Measure 59: State Taxes

Vote: No

What’s the fuss:

Oregonians pay state taxes on some money already paid in federal taxes.

What's the fix: A total deduction of taxes already paid to the feds.

Here's the deal: This measure is a tax cut for upper-income taxpayers wrapped in an enticing, if confusing package.

Written by longtime anti-tax activist Bill Sizemore, the measure is similar to one voters rejected in 2000. We said it was a lousy idea then. And we still think that.

The concept is this: The feds get first dibs on tax money. So if you make $50,000, and pay 25 percent to the feds, that's $12,500 that you cannot spend. But you can only deduct the first $5,600 of that $12,500 on your Oregon state taxes. The rest gets taxed again in Oregon.

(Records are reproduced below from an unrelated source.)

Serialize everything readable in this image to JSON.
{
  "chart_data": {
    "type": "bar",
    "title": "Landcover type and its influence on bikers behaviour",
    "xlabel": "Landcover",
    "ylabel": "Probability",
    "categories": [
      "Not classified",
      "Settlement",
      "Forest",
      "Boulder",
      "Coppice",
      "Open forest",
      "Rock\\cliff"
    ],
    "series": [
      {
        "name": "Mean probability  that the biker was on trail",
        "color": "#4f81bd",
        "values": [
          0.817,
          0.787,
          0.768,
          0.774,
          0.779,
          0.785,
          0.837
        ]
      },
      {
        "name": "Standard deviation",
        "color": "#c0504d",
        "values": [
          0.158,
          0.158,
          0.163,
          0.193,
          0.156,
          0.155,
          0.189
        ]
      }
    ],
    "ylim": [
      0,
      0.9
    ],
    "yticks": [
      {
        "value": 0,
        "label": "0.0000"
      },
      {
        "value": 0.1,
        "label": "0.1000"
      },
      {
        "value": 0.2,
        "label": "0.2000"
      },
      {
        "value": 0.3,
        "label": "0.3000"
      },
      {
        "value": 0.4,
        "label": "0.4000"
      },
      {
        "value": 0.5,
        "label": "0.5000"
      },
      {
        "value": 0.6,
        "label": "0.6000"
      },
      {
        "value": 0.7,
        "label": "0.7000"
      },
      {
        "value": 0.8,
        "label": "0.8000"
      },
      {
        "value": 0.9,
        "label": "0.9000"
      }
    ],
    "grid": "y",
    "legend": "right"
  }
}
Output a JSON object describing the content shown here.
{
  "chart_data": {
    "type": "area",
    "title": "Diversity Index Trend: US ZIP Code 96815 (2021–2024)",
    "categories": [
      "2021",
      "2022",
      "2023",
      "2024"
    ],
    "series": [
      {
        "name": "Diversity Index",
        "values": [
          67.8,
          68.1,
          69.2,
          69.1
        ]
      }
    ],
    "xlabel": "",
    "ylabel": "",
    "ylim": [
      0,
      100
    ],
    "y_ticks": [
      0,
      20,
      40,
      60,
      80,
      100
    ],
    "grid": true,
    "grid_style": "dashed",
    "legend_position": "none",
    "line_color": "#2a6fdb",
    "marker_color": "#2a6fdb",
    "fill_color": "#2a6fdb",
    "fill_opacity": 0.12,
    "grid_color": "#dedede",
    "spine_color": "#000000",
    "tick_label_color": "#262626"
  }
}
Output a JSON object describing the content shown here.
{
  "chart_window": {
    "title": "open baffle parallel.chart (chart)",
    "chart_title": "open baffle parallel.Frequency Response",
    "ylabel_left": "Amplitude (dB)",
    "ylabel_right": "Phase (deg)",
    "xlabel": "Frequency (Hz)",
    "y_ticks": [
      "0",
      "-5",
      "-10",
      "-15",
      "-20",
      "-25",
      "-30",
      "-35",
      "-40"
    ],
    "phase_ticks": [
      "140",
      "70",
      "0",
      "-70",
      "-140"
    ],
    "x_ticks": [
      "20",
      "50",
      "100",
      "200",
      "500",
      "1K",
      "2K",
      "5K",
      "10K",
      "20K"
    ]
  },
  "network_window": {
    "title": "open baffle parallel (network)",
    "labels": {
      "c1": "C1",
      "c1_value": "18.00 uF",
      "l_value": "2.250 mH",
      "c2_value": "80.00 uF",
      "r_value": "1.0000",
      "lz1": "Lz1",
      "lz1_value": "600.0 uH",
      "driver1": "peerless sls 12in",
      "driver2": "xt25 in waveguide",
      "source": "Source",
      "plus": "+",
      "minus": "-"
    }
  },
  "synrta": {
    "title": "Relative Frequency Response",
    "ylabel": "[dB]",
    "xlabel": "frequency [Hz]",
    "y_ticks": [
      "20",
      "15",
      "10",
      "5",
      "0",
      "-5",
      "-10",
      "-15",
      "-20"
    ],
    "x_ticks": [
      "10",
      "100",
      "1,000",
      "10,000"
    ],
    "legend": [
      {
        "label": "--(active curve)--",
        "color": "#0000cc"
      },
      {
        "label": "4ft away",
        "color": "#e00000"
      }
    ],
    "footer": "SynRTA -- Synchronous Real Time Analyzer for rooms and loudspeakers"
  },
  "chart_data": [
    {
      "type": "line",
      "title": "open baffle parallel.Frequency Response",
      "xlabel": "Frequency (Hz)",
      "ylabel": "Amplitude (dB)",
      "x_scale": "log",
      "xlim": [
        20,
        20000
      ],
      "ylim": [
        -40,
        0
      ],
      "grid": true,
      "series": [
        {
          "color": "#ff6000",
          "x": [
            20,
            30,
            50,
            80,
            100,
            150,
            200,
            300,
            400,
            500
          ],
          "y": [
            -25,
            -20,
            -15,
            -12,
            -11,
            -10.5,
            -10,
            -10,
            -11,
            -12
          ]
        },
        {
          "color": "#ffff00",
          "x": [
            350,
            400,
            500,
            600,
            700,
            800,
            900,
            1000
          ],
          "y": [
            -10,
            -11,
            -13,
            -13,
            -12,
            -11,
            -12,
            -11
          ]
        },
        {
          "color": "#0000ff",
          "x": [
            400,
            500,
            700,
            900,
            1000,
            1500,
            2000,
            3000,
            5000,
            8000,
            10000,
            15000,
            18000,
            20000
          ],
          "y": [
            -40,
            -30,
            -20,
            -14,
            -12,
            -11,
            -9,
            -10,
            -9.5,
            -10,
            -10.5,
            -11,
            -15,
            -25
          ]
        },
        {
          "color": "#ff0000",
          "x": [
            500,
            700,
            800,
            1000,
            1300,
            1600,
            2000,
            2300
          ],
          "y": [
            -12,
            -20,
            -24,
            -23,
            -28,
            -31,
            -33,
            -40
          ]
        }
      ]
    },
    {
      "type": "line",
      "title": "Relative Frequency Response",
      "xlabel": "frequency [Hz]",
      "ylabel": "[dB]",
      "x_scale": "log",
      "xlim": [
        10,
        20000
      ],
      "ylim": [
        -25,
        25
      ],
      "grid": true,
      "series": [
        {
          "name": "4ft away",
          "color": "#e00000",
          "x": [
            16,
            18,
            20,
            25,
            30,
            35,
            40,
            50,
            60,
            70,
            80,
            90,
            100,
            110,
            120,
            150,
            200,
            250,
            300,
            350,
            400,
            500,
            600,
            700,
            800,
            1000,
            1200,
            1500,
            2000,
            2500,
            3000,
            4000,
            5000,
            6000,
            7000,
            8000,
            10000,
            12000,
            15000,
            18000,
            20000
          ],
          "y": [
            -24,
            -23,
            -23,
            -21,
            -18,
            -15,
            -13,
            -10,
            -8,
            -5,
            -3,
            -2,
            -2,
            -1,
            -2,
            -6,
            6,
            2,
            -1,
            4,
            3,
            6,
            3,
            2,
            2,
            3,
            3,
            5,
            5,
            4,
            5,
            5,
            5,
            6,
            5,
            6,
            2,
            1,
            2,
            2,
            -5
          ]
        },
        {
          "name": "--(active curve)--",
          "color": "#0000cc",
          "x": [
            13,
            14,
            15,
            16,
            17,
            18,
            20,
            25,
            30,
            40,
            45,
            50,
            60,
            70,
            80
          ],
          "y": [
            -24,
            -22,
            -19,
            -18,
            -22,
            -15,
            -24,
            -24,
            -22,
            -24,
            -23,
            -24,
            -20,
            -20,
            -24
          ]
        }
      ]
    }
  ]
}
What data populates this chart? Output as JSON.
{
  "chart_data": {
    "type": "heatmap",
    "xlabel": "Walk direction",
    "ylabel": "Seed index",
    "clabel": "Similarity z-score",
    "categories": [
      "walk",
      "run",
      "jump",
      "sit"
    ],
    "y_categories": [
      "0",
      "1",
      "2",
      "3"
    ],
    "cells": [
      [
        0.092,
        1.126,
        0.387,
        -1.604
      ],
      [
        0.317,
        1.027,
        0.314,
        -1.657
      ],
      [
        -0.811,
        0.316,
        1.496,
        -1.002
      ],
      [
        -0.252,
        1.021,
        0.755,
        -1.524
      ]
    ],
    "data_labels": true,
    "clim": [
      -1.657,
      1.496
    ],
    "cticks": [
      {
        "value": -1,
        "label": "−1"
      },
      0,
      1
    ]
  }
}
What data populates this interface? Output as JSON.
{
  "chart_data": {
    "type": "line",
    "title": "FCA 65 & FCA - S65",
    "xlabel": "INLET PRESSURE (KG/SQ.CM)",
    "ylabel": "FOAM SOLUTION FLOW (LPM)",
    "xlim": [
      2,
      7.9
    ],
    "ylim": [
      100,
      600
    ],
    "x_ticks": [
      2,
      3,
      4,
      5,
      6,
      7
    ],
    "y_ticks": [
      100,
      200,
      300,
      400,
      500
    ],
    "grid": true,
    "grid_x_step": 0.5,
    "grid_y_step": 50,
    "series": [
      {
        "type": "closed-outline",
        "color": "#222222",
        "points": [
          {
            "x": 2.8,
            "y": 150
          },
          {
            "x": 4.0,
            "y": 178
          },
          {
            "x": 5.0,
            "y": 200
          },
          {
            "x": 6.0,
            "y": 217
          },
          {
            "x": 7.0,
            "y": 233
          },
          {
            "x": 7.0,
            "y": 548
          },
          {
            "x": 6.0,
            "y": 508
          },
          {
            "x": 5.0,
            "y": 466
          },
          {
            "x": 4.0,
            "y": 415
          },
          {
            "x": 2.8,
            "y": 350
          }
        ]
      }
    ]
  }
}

Proponents of Measure 59 call it "double taxation," although the same system exists in most states. This measure would make federal taxes fully deductible on your Oregon state taxes. If the measure passes, it would cost the state $1.2 billion annually when fully implemented.

Considering the state's annual budget is about $7.5 billion, that cost amounts to about a 15 percent across-the-board cut from education, public safety and other basic services that pays for a tax cut that analysts say would benefit only the top 25 percent of earners—in other words, Sizemore wants to gut services to cut taxes for the rich.